Seharusnya aku lebih peka dan curiga atas kedekatan Rein dan sahabatku Zofia. Tapi aku yang naif ini malah bersikukuh bila itu hanyalah sebuah ikatan persahabatan di antara mereka. Tidak ada yang lebih. Dan kini aku perlu membayar kebodohanku yang terlalu sepele memberi mereka kepercayaam sebesar itu. Berdiri di altar sendirian di tinggal lari oleh mempelai pria yang memilih pergi bersama bridesmaid-yang kupilih dari sekian banyak sahabat yang aku miliki.

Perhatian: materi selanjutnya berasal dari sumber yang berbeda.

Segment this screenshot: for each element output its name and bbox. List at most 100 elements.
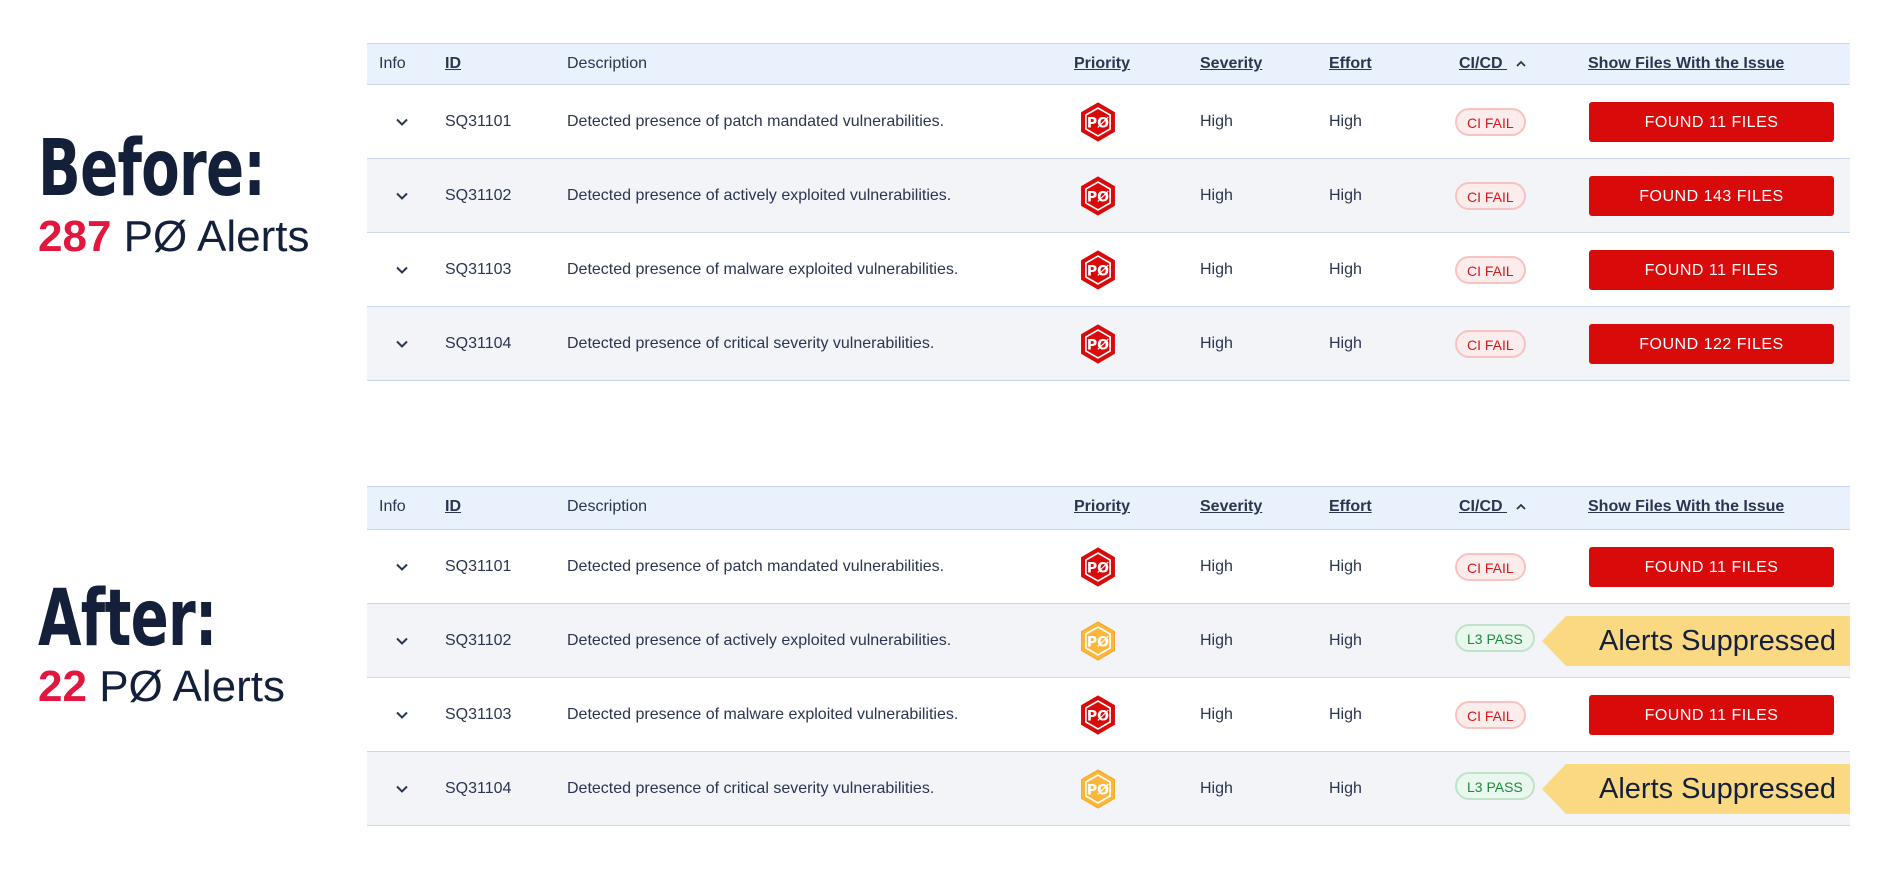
before-alert-count: 287 PØ Alerts	[38, 212, 353, 262]
files-cell: FOUND 11 FILES	[1586, 530, 1850, 603]
sort-ascending-icon	[1516, 60, 1526, 67]
row-effort: High	[1329, 631, 1362, 649]
row-id: SQ31102	[445, 631, 512, 649]
chevron-down-icon[interactable]	[393, 558, 411, 576]
cicd-fail-badge: CI FAIL	[1455, 107, 1526, 136]
chevron-down-icon[interactable]	[393, 335, 411, 353]
effort-cell: High	[1329, 85, 1429, 158]
files-cell: FOUND 11 FILES	[1586, 85, 1850, 158]
description-cell: Detected presence of critical severity v…	[567, 307, 1067, 380]
severity-cell: High	[1200, 752, 1300, 825]
table-header: Info ID Description Priority Severity Ef…	[367, 44, 1850, 85]
chevron-down-icon[interactable]	[393, 632, 411, 650]
after-alert-count: 22 PØ Alerts	[38, 662, 286, 712]
col-cicd-header[interactable]: CI/CD	[1459, 44, 1579, 84]
found-files-button[interactable]: FOUND 143 FILES	[1589, 175, 1834, 216]
cicd-pass-badge: L3 PASS	[1455, 771, 1535, 800]
found-files-button[interactable]: FOUND 11 FILES	[1589, 249, 1834, 290]
table-row: SQ31103 Detected presence of malware expl…	[367, 678, 1850, 752]
table-header: Info ID Description Priority Severity Ef…	[367, 487, 1850, 530]
effort-cell: High	[1329, 604, 1429, 677]
col-effort-header[interactable]: Effort	[1329, 55, 1372, 72]
cicd-cell: CI FAIL	[1455, 530, 1577, 603]
priority-hexagon-icon: PØ	[1081, 694, 1115, 735]
priority-badge-label: PØ	[1087, 115, 1109, 131]
col-info-header: Info	[379, 55, 406, 72]
alerts-suppressed-callout: Alerts Suppressed	[1542, 615, 1850, 666]
id-cell: SQ31104	[445, 307, 555, 380]
cicd-cell: CI FAIL	[1455, 159, 1577, 232]
description-cell: Detected presence of patch mandated vuln…	[567, 530, 1067, 603]
chevron-down-icon[interactable]	[393, 187, 411, 205]
severity-cell: High	[1200, 307, 1300, 380]
priority-cell: PØ	[1070, 85, 1170, 158]
chevron-down-icon[interactable]	[393, 261, 411, 279]
col-cicd-label: CI/CD	[1459, 55, 1503, 72]
chevron-down-icon[interactable]	[393, 706, 411, 724]
col-severity-header[interactable]: Severity	[1200, 498, 1263, 515]
cicd-fail-badge: CI FAIL	[1455, 255, 1526, 284]
priority-badge-label: PØ	[1087, 263, 1109, 279]
cicd-cell: CI FAIL	[1455, 307, 1577, 380]
info-cell	[379, 85, 439, 158]
before-table: Info ID Description Priority Severity Ef…	[367, 43, 1850, 381]
col-description-header: Description	[567, 55, 648, 72]
priority-hexagon-icon: PØ	[1081, 323, 1115, 364]
found-files-button[interactable]: FOUND 11 FILES	[1589, 546, 1834, 587]
chevron-down-icon[interactable]	[393, 780, 411, 798]
row-severity: High	[1200, 705, 1233, 723]
col-id-header[interactable]: ID	[445, 55, 461, 72]
after-heading: After: 22 PØ Alerts	[38, 578, 286, 712]
cicd-fail-badge: CI FAIL	[1455, 181, 1526, 210]
sort-ascending-icon	[1516, 503, 1526, 510]
id-cell: SQ31101	[445, 85, 555, 158]
files-cell: Alerts Suppressed	[1542, 752, 1850, 825]
found-files-button[interactable]: FOUND 11 FILES	[1589, 101, 1834, 142]
effort-cell: High	[1329, 530, 1429, 603]
effort-cell: High	[1329, 233, 1429, 306]
col-severity-header[interactable]: Severity	[1200, 55, 1263, 72]
col-priority-header[interactable]: Priority	[1074, 498, 1131, 515]
col-priority-header[interactable]: Priority	[1074, 55, 1131, 72]
cicd-fail-badge: CI FAIL	[1455, 700, 1526, 729]
priority-badge-label: PØ	[1087, 708, 1109, 724]
col-files-header[interactable]: Show Files With the Issue	[1588, 55, 1785, 72]
after-count: 22	[38, 662, 87, 711]
severity-cell: High	[1200, 233, 1300, 306]
row-description: Detected presence of actively exploited …	[567, 631, 952, 649]
row-description: Detected presence of actively exploited …	[567, 186, 952, 204]
priority-badge-label: PØ	[1087, 337, 1109, 353]
id-cell: SQ31104	[445, 752, 555, 825]
id-cell: SQ31102	[445, 604, 555, 677]
priority-badge-label: PØ	[1087, 189, 1109, 205]
table-row: SQ31102 Detected presence of actively exp…	[367, 604, 1850, 678]
effort-cell: High	[1329, 752, 1429, 825]
row-severity: High	[1200, 112, 1233, 130]
row-effort: High	[1329, 557, 1362, 575]
priority-hexagon-icon-suppressed: PØ	[1081, 768, 1115, 809]
alerts-suppressed-label: Alerts Suppressed	[1599, 624, 1836, 657]
priority-badge-label: PØ	[1087, 560, 1109, 576]
chevron-down-icon[interactable]	[393, 113, 411, 131]
table-row: SQ31102 Detected presence of actively exp…	[367, 159, 1850, 233]
col-effort-header[interactable]: Effort	[1329, 498, 1372, 515]
files-cell: Alerts Suppressed	[1542, 604, 1850, 677]
info-cell	[379, 530, 439, 603]
row-description: Detected presence of patch mandated vuln…	[567, 557, 945, 575]
info-cell	[379, 233, 439, 306]
priority-hexagon-icon-suppressed: PØ	[1081, 620, 1115, 661]
col-cicd-header[interactable]: CI/CD	[1459, 487, 1579, 527]
files-cell: FOUND 122 FILES	[1586, 307, 1850, 380]
info-cell	[379, 307, 439, 380]
row-id: SQ31103	[445, 705, 512, 723]
col-files-header[interactable]: Show Files With the Issue	[1588, 498, 1785, 515]
severity-cell: High	[1200, 604, 1300, 677]
info-cell	[379, 159, 439, 232]
found-files-button[interactable]: FOUND 11 FILES	[1589, 694, 1834, 735]
callout-arrow	[1542, 615, 1566, 666]
row-effort: High	[1329, 260, 1362, 278]
row-id: SQ31104	[445, 334, 512, 352]
found-files-button[interactable]: FOUND 122 FILES	[1589, 323, 1834, 364]
after-table: Info ID Description Priority Severity Ef…	[367, 486, 1850, 826]
col-id-header[interactable]: ID	[445, 498, 461, 515]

Sejenak terpikir oleh pikiranku bila Rein kemungkinan besar tak berani memutuskan aku. Dia tentu tak ingin menerima kemarahan dariku dan mungkin akan mengutuknya seumur hidupku. Bahkan bisa jadi hingga tahap dendam kesumat. Tapi bila benar itu terjadi nyatanya justru kondisi yang aku alami akan jauh lebih baik daripada harus menerima calon suamiku meninggalkanku di hari pernikahan kami seperti ini.
Pixys akhirnya mendekati aku dan juga ayah. Kepala keluarga dari calon suamiku alias calon mertuaku tersebut menunduk padaku meminta maaf atas perilaku pengecut puterannya. Tapi apa semua dapat membaik bila dia melakukannya ? Jawabannya tidak. Tidak merubah apapun.

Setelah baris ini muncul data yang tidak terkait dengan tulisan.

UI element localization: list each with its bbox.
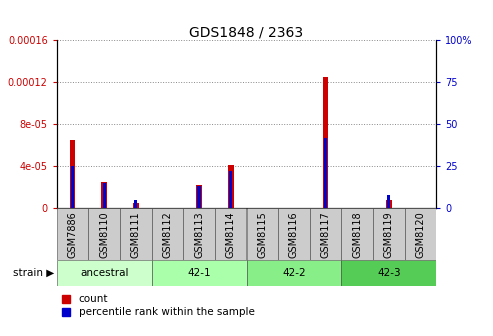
Bar [341, 208, 373, 260]
Text: GSM8118: GSM8118 [352, 211, 362, 258]
Legend: count, percentile rank within the sample: count, percentile rank within the sample [62, 294, 254, 317]
Text: GSM8113: GSM8113 [194, 211, 204, 258]
Bar [196, 185, 202, 208]
Text: ancestral: ancestral [80, 268, 128, 278]
Bar [198, 186, 201, 208]
Bar [405, 208, 436, 260]
Bar [278, 208, 310, 260]
Bar [101, 182, 107, 208]
Bar [103, 183, 106, 208]
Bar [228, 165, 234, 208]
Bar [324, 138, 327, 208]
Bar [57, 260, 152, 286]
Bar [57, 208, 88, 260]
Bar [152, 260, 246, 286]
Bar [386, 200, 392, 208]
Bar [183, 208, 215, 260]
Bar [215, 208, 246, 260]
Bar [387, 195, 390, 208]
Bar [133, 203, 139, 208]
Text: GSM8115: GSM8115 [257, 211, 267, 258]
Bar [310, 208, 341, 260]
Text: 42-2: 42-2 [282, 268, 306, 278]
Text: GSM7886: GSM7886 [68, 211, 77, 258]
Text: GSM8111: GSM8111 [131, 211, 141, 258]
Text: GSM8116: GSM8116 [289, 211, 299, 258]
Bar [246, 208, 278, 260]
Text: GSM8119: GSM8119 [384, 211, 394, 258]
Bar [341, 260, 436, 286]
Text: GSM8117: GSM8117 [320, 211, 331, 258]
Bar [229, 171, 232, 208]
Bar [246, 260, 341, 286]
Bar [134, 200, 138, 208]
Bar [88, 208, 120, 260]
Text: GSM8110: GSM8110 [99, 211, 109, 258]
Text: GSM8120: GSM8120 [416, 211, 425, 258]
Bar [120, 208, 152, 260]
Bar [152, 208, 183, 260]
Text: strain ▶: strain ▶ [13, 268, 54, 278]
Bar [323, 77, 328, 208]
Bar [373, 208, 405, 260]
Text: 42-1: 42-1 [187, 268, 211, 278]
Title: GDS1848 / 2363: GDS1848 / 2363 [189, 25, 304, 39]
Text: GSM8114: GSM8114 [226, 211, 236, 258]
Bar [71, 166, 74, 208]
Text: GSM8112: GSM8112 [162, 211, 173, 258]
Bar [70, 140, 75, 208]
Text: 42-3: 42-3 [377, 268, 401, 278]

"Maafkan aku Hanjie. Aku tak menyangka bila putra bungsuku sampai memutuskan hal segila ini. Aku tak pernah mendidik putraku seperti ini."

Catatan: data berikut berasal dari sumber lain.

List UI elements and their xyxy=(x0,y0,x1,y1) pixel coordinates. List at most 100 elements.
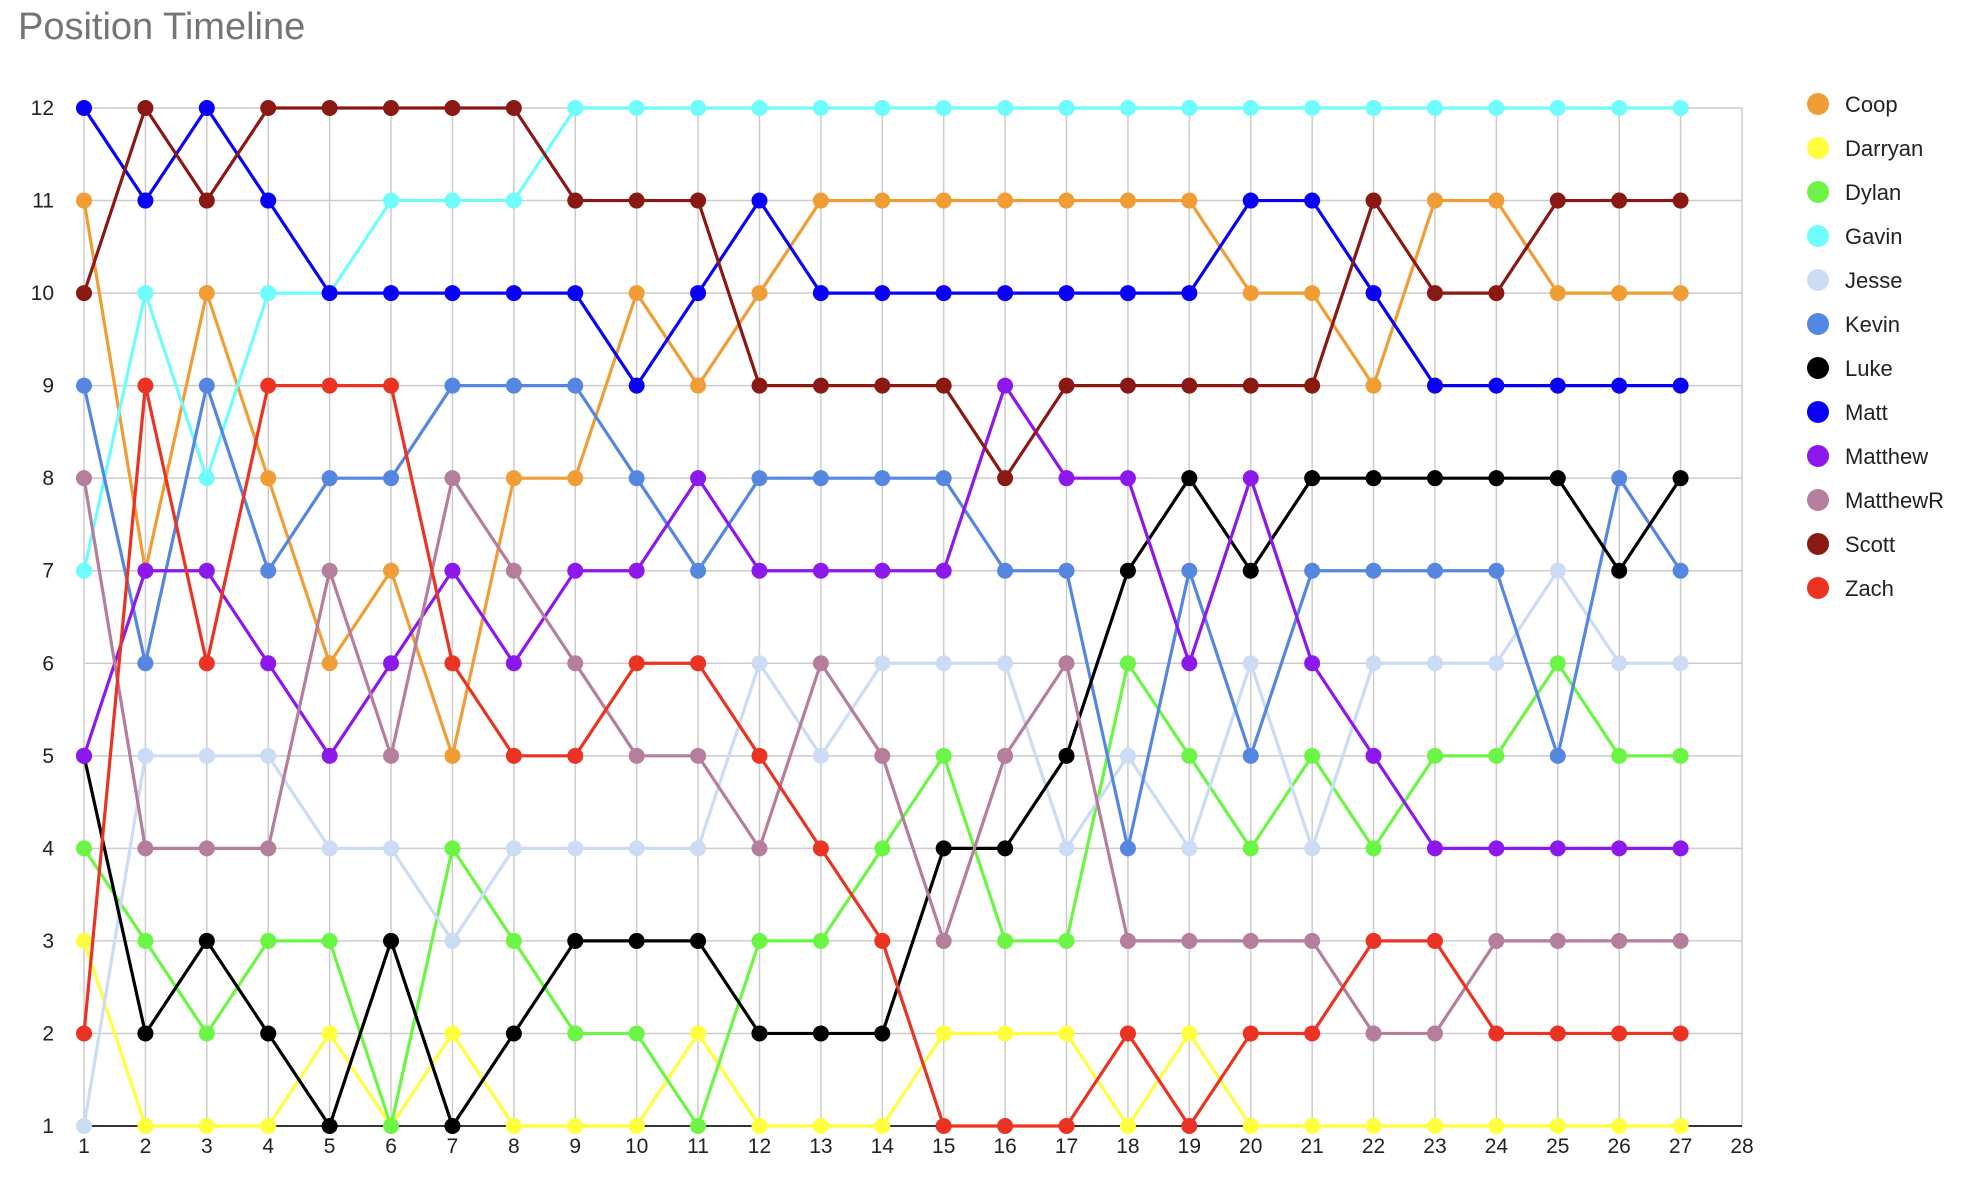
data-point-zach xyxy=(690,655,707,672)
data-point-matthew xyxy=(935,562,952,579)
data-point-gavin xyxy=(1119,100,1136,116)
data-point-darryan xyxy=(1058,1025,1075,1042)
data-point-matthewr xyxy=(1181,932,1198,949)
x-tick-label: 25 xyxy=(1546,1135,1569,1158)
data-point-kevin xyxy=(1488,562,1505,579)
data-point-gavin xyxy=(260,285,277,302)
data-point-dylan xyxy=(1426,747,1443,764)
data-point-scott xyxy=(1611,192,1628,209)
data-point-matthew xyxy=(1549,840,1566,857)
data-point-matthew xyxy=(505,655,522,672)
data-point-luke xyxy=(1611,562,1628,579)
data-point-darryan xyxy=(1181,1025,1198,1042)
data-point-zach xyxy=(137,377,154,394)
data-point-dylan xyxy=(628,1025,645,1042)
data-point-coop xyxy=(1242,285,1259,302)
data-point-kevin xyxy=(1058,562,1075,579)
data-point-darryan xyxy=(812,1118,829,1134)
data-point-scott xyxy=(505,100,522,116)
data-point-kevin xyxy=(812,470,829,487)
data-point-kevin xyxy=(1672,562,1689,579)
data-point-coop xyxy=(1549,285,1566,302)
legend-marker-scott xyxy=(1807,533,1829,555)
data-point-gavin xyxy=(1488,100,1505,116)
data-point-dylan xyxy=(1549,655,1566,672)
data-point-matt xyxy=(997,285,1014,302)
data-point-coop xyxy=(1058,192,1075,209)
data-point-coop xyxy=(76,192,92,209)
data-point-gavin xyxy=(383,192,400,209)
data-point-luke xyxy=(1242,562,1259,579)
data-point-zach xyxy=(1242,1025,1259,1042)
data-point-coop xyxy=(1426,192,1443,209)
data-point-scott xyxy=(1242,377,1259,394)
data-point-scott xyxy=(1304,377,1321,394)
data-point-zach xyxy=(1365,932,1382,949)
data-point-gavin xyxy=(935,100,952,116)
data-point-zach xyxy=(383,377,400,394)
data-point-matt xyxy=(198,100,215,116)
data-point-matt xyxy=(1611,377,1628,394)
data-point-luke xyxy=(1672,470,1689,487)
data-point-jesse xyxy=(874,655,891,672)
data-point-darryan xyxy=(690,1025,707,1042)
data-point-jesse xyxy=(997,655,1014,672)
data-point-gavin xyxy=(1611,100,1628,116)
data-point-gavin xyxy=(628,100,645,116)
x-tick-label: 3 xyxy=(201,1135,213,1158)
data-point-matthewr xyxy=(198,840,215,857)
data-point-luke xyxy=(321,1118,338,1134)
legend-item-matt: Matt xyxy=(1807,400,1888,425)
legend-item-scott: Scott xyxy=(1807,532,1895,557)
data-point-kevin xyxy=(260,562,277,579)
data-point-dylan xyxy=(137,932,154,949)
data-point-coop xyxy=(628,285,645,302)
data-point-matthewr xyxy=(628,747,645,764)
data-point-matthew xyxy=(567,562,584,579)
data-point-kevin xyxy=(76,377,92,394)
data-point-dylan xyxy=(198,1025,215,1042)
data-point-darryan xyxy=(567,1118,584,1134)
data-point-luke xyxy=(198,932,215,949)
legend-item-luke: Luke xyxy=(1807,356,1893,381)
data-point-scott xyxy=(751,377,768,394)
y-tick-label: 5 xyxy=(42,745,54,768)
y-tick-label: 10 xyxy=(31,282,54,305)
data-point-dylan xyxy=(997,932,1014,949)
data-point-dylan xyxy=(1488,747,1505,764)
data-point-jesse xyxy=(260,747,277,764)
x-tick-label: 19 xyxy=(1178,1135,1201,1158)
data-point-jesse xyxy=(1365,655,1382,672)
x-tick-label: 11 xyxy=(687,1135,709,1158)
y-tick-label: 12 xyxy=(31,97,54,120)
data-point-coop xyxy=(383,562,400,579)
data-point-scott xyxy=(690,192,707,209)
data-point-scott xyxy=(935,377,952,394)
data-point-jesse xyxy=(935,655,952,672)
data-point-darryan xyxy=(1549,1118,1566,1134)
data-point-luke xyxy=(751,1025,768,1042)
data-point-matt xyxy=(1304,192,1321,209)
data-point-kevin xyxy=(505,377,522,394)
data-point-gavin xyxy=(874,100,891,116)
data-point-zach xyxy=(76,1025,92,1042)
data-point-matthewr xyxy=(260,840,277,857)
data-point-gavin xyxy=(1242,100,1259,116)
x-tick-label: 22 xyxy=(1362,1135,1385,1158)
data-point-dylan xyxy=(874,840,891,857)
x-tick-label: 13 xyxy=(809,1135,832,1158)
x-tick-label: 10 xyxy=(625,1135,648,1158)
data-point-scott xyxy=(1181,377,1198,394)
data-point-matthew xyxy=(1242,470,1259,487)
data-point-coop xyxy=(198,285,215,302)
data-point-matt xyxy=(567,285,584,302)
x-tick-label: 15 xyxy=(932,1135,955,1158)
data-point-matthewr xyxy=(1549,932,1566,949)
legend-label-scott: Scott xyxy=(1845,532,1895,557)
data-point-kevin xyxy=(1365,562,1382,579)
data-point-darryan xyxy=(1426,1118,1443,1134)
data-point-dylan xyxy=(444,840,461,857)
data-point-coop xyxy=(997,192,1014,209)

"Tuan Pixys, anda tidak perlu menundukan kepala anda untuk minta maaf pada saya. Ini bukan salah anda. Ini murni salah saya, semestinya kami membicarakan lagi perihal hari ini dan memperteguh keyakinan kami masing-masing." Sahutku cepat. Bagiku tidak ada artinya. Ini hanya membuatku sedih dan semakin menyadarkan betapa bertumpuknya kebodohan yang sudah aku perbuat.
"Ayah aku tak menemukan Rein di mana-mana. Menurut petugas hotel tempatnya menginap semalam dia sudah check out dari tadi malam. Ponselnya juga tak bisa dihubungi." Erwin tergesa dan memposisikan dirinya berdiri di antara kami. Pria jangkung itu menyisir helaian rambut raven-nya yang menjuntai hingga ke bahu dengan frustrasi. Seperti apa yang melintas di pikiran bodoh adiknya dengan kabur seperti ini terlihat jelas di mukanya. Aku pernah bertemu dengan dia beberapa kali saat Rein mengundangku kerumahnya. Dengan kata lain pria ini adalah calon kakak iparku. Usai menyampaikan kabar itu, Ia menatapku yang mungkin tampak sedih dengan beribu simpati dari matanya. Dia tak pernah dekat denganku sama sekali, bahkan kami tidak pernah terlibat obrolan yang melibatkan kami berdua. tapi dari gerak geriknya dia seperti tahu tahu betul bila aku sudah cukup menghabiskan waktu bertahun-tahun mencintai Rein secara sia sia.
"Kalau begitu kita harus memberitahu mereka acara pernikahannya dibatalkan. Sayang sekali padahal restoran sudah di pesan untuk acara resepsi." Ujar Mark penuh sesal. Pria itu meraih ponsel dari sakunya.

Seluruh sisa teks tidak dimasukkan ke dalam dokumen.